Oh, I'm not worried about the first climb in regards to Sagan's chances either. It's the Ragogna that will be his undoing. 2.8kms at 10.4 is just too big an ask for Sagan at this point. Furthermore, in the likely event he's dropped he has only 8kms of flat after the descent to reel in attackers. Agreed, if he somehow makes it to the uphill sprint with the main group he'll be in prime position. I'd still take Ulissi and definitely Fulgsang over him...


As an aside, this climb seems similar to Cote de la Croix Neuve-Mende, albeit slightly shorter and steeper. How have Sagan and other favourites preformed on that climb?
 
Reactions: richwallone
The best choice for Astana would probably be to try to get Felline into the break. That way he can help Fuglsang if he attacks (but not when he gets a mechanical/puncture) or contest the stage himself. He seems to be back/close to his pre-illness level again.
 
In Denmark we have two different non-Eurosport channels showing each race. (or either race? You know, one channel showing the Giro a different one the Vuelta).

I've said it before, just move up here.
Has that come with the successes of Fuglsang and Pedersen or has it always been that way?
I guess I could learn Danish, does not seem that far away from German... House by the sea would be nice... What do you think are the main difficulties of your language?
 
I’m always impressed by the number of pros Denmark produces. It has roughly the same population as Ireland. Neither country has high mountains, but Ireland generally has a better landscape for training purposes. Denmark has some very good historic pros, but none with the palmares or local fame of a Kelly or even a Stephen Roche. And yet nowadays they produce so many good riders. It’s just a conveyer belt, while in Ireland at any one time there is always precisely one (1) high quality talent waiting to go pro at any one time. Having cycling on tv all the time might partly explain it!
 
Has that come with the successes of Fuglsang and Pedersen or has it always been that way?
I guess I could learn Danish, does not seem that far away from German... House by the sea would be nice... What do you think are the main difficulties of your language?
I think it has been like that for quite a while, actually, but the Danish success is of course only helping.

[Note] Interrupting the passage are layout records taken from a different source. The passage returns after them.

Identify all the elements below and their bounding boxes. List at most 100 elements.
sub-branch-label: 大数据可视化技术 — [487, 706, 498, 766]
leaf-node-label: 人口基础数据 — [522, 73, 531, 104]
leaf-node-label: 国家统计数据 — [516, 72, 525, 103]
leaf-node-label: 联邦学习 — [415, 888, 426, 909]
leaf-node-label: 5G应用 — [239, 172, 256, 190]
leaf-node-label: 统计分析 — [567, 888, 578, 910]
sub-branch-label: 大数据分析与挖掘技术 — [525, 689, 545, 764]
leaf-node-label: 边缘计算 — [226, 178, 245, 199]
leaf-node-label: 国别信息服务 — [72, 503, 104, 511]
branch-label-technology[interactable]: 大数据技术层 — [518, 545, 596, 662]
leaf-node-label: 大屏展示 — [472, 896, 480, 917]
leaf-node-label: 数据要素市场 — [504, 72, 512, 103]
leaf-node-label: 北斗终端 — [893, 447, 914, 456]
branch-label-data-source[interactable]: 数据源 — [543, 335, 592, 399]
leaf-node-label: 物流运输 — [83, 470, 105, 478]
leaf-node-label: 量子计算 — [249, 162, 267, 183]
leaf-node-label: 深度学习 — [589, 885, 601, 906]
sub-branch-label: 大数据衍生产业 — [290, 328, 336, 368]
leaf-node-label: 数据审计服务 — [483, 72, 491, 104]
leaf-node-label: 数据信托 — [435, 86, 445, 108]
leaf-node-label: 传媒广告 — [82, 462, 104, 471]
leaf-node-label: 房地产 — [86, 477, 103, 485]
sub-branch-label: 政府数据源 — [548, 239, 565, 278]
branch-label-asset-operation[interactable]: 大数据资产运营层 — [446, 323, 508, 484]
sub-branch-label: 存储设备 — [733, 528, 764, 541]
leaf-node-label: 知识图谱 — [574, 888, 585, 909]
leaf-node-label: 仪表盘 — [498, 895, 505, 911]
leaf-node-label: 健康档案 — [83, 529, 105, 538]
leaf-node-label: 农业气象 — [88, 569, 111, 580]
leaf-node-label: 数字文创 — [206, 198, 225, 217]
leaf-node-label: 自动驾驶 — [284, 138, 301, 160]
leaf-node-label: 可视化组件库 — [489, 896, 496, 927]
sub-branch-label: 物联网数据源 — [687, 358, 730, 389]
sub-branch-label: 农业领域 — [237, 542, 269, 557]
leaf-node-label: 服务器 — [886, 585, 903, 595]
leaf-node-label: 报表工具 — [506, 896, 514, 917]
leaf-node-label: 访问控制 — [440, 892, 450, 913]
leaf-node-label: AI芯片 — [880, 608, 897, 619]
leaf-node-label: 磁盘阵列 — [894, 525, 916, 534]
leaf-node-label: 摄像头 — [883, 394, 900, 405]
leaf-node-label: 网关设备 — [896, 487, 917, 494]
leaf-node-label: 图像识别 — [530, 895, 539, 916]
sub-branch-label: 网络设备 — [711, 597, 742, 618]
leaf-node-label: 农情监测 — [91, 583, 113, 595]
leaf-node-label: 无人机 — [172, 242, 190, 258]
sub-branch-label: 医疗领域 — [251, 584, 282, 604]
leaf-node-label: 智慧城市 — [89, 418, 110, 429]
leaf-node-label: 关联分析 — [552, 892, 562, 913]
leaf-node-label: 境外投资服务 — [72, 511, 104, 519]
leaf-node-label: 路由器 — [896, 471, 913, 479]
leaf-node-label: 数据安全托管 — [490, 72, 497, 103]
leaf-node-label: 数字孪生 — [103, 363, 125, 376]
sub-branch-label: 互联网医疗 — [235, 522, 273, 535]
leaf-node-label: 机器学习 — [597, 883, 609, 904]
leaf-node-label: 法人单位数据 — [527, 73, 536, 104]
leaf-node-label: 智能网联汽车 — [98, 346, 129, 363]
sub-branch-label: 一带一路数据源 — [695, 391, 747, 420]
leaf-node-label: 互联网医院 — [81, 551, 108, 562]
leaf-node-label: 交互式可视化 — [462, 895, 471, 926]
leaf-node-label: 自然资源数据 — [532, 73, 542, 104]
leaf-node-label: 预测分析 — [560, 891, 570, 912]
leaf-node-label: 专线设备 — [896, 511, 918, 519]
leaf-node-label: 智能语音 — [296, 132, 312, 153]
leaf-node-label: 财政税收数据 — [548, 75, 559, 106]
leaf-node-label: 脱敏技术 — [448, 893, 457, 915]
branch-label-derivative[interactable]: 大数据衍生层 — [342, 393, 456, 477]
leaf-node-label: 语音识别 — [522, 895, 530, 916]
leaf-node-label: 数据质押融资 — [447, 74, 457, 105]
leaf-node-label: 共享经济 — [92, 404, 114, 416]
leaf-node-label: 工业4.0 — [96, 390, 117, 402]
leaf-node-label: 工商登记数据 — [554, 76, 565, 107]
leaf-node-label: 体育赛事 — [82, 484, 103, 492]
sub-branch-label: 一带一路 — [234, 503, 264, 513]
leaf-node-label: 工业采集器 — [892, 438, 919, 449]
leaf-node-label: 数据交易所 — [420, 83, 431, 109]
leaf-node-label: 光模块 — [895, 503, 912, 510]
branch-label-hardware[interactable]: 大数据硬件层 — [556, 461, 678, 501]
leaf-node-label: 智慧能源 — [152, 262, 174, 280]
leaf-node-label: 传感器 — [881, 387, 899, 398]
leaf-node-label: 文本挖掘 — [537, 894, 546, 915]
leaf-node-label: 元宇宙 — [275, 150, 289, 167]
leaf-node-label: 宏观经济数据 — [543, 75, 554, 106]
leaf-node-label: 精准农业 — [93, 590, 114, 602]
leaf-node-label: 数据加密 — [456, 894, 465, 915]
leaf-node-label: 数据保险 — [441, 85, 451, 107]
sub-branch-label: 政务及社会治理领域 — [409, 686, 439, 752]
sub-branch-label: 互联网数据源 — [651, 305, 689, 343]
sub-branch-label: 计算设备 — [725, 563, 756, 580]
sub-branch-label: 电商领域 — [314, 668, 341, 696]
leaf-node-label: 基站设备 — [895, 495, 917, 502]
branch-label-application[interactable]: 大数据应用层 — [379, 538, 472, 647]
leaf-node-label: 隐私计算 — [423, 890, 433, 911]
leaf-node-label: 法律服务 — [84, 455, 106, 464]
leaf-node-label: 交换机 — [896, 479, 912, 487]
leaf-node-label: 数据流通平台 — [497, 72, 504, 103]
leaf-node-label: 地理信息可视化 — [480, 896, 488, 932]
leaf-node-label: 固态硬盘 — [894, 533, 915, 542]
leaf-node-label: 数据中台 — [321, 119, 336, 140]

I'm afraid our language is very, very irregular. It's a difficult discipline to point out the difficult parts of a language you were intelligent enough to learn when being a small kid. But I would imagine it being extremely difficult to always guessing correctly how a word should be pronounced given the spelling. We do have the same weird word other as German (although not as extreme with the verb at the end-thing).